Nina was definitely interested in Lieberman. She’d taken a job in Catfish Stadium selling cotton candy, after all. His theory—she wanted to be close to Lieberman.
“Listen, man, I’m going to make this easy for you. We’re going to go out there and talk to Nina and this girl Maggie. We’re going to invite them out. Double-date style. We’re going to converse with them the way human beings do. No stress, all right?”
But Lieberman was shaking his head in a gesture more terrified than shy. “What about Trevor?”
Ohhhh, right. Dwight had momentarily forgotten about Trevor. Trevor Stark was fiercely overprotective of his little sister. Not only that, but he was engaged to the daughter of the Catfish team owner. That probably made him even more intimidating to Lieberman.
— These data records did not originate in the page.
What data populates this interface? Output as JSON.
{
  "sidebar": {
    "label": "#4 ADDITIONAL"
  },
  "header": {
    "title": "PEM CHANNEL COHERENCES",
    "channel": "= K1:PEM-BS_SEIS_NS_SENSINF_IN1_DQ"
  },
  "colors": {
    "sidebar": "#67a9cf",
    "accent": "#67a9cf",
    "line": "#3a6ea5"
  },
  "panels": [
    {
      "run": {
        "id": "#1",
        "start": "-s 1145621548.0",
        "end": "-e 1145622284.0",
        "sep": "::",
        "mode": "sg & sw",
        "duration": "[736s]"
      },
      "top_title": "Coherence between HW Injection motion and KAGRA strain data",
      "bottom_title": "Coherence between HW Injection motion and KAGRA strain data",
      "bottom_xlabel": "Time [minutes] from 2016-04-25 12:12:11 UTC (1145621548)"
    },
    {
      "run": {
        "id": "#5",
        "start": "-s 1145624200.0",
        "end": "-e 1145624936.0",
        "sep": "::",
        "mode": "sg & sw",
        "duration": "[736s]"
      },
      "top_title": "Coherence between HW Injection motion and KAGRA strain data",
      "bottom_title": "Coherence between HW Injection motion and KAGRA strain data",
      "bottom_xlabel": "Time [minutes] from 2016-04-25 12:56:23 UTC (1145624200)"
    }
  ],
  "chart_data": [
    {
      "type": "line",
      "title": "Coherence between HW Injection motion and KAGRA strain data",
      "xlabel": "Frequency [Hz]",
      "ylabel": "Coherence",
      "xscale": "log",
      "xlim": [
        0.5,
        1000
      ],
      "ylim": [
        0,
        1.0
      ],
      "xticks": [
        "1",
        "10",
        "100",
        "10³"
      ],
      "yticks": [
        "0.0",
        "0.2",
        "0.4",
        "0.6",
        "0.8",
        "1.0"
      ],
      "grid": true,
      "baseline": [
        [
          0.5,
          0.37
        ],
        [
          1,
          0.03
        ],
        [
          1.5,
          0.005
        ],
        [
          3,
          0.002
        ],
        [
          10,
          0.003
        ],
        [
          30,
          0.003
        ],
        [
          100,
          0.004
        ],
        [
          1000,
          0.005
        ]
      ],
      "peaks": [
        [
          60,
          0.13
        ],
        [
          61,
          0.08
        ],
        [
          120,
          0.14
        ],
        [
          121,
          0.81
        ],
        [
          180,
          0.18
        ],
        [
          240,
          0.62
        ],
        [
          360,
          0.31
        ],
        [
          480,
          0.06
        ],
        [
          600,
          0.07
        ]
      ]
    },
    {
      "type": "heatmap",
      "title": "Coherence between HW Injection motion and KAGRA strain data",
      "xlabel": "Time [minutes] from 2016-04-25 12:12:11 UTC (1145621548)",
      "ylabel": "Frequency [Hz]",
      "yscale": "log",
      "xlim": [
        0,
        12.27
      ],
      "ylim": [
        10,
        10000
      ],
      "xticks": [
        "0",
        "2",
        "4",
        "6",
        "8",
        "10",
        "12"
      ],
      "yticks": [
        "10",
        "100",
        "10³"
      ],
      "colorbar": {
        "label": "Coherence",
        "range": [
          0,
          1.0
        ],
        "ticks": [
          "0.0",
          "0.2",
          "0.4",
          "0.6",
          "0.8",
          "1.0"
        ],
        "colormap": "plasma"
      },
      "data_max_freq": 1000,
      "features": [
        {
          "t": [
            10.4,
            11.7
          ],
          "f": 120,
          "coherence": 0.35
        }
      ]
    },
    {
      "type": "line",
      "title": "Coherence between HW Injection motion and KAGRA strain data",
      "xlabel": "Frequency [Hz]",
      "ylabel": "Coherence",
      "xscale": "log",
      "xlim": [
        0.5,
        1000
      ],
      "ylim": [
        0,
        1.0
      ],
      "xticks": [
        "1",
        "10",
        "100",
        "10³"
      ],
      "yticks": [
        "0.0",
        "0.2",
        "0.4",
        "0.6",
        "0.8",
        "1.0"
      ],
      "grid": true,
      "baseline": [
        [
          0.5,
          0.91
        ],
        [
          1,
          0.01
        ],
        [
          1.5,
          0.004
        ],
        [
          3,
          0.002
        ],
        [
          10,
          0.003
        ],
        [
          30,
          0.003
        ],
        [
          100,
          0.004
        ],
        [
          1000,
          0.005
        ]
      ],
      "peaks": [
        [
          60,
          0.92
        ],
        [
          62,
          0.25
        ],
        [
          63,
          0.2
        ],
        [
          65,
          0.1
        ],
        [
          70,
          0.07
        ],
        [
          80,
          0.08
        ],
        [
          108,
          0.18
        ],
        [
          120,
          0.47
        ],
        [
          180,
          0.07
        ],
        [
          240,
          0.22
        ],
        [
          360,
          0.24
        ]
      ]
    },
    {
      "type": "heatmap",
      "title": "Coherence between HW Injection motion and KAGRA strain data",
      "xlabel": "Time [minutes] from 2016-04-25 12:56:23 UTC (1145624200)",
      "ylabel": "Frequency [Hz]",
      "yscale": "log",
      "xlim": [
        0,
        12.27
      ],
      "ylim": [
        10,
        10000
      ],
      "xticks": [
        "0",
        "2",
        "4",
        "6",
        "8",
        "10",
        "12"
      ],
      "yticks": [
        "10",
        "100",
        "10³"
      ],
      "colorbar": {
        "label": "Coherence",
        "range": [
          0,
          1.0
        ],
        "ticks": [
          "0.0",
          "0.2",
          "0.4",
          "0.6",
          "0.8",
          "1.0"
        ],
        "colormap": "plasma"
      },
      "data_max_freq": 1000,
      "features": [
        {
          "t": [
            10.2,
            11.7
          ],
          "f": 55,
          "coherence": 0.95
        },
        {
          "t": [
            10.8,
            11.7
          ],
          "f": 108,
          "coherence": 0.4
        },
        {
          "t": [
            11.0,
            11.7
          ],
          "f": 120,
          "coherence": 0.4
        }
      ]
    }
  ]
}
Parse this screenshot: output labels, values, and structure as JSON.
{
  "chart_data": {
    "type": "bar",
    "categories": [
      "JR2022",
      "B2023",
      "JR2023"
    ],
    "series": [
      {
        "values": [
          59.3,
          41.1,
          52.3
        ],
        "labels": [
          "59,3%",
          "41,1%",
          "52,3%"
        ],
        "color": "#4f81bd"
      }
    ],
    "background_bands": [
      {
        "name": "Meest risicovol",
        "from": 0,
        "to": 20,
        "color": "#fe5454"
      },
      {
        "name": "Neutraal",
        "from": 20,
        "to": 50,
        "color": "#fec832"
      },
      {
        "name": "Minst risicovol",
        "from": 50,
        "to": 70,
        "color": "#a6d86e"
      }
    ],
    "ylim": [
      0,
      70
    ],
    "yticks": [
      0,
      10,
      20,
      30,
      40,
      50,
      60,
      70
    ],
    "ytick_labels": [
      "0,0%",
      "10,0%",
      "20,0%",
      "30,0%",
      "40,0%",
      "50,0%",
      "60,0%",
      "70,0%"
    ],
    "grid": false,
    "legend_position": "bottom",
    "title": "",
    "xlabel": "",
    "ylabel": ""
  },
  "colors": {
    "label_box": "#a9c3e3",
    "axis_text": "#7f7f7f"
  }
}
“He might beat your ass, that’s true. Do you want Nina or not?”
Lieberman brushed a coppery strand of fake hair away from his face and stared at Dwight. “Why are you helping me, even though it means crossing Trevor? What’s in it for you?”
Sometimes Dwight forgot that Lieberman had most of a neuroscience degree and was pretty damn sharp.
“I want to talk to that Maggie chick. I can’t just walk up to her. I’m a big black dude in an Elsa wig. You’re my way in, brother.”
Lieberman blinked at Dwight a few times, then laughed. “I see what you’re up to. It’s her computer program. You want to get called up.”
“Damn right.” Even in princess garb, when it came to the topic of call-ups Dwight got real serious, real fast. “I’ve been in the Minor League for three years. I got places to go, man. I can’t hang around with the tumbleweeds forever.”
“Forget it. Not even the most popular player in Kilby can charm a computer program.”
Dwight flashed his most dynamic smile and put up a fist for a bump. “Want to watch me? You’ll get a date with Nina out of it.”
Slowly, Lieberman lifted his hand and they bumped fists. “Deal.”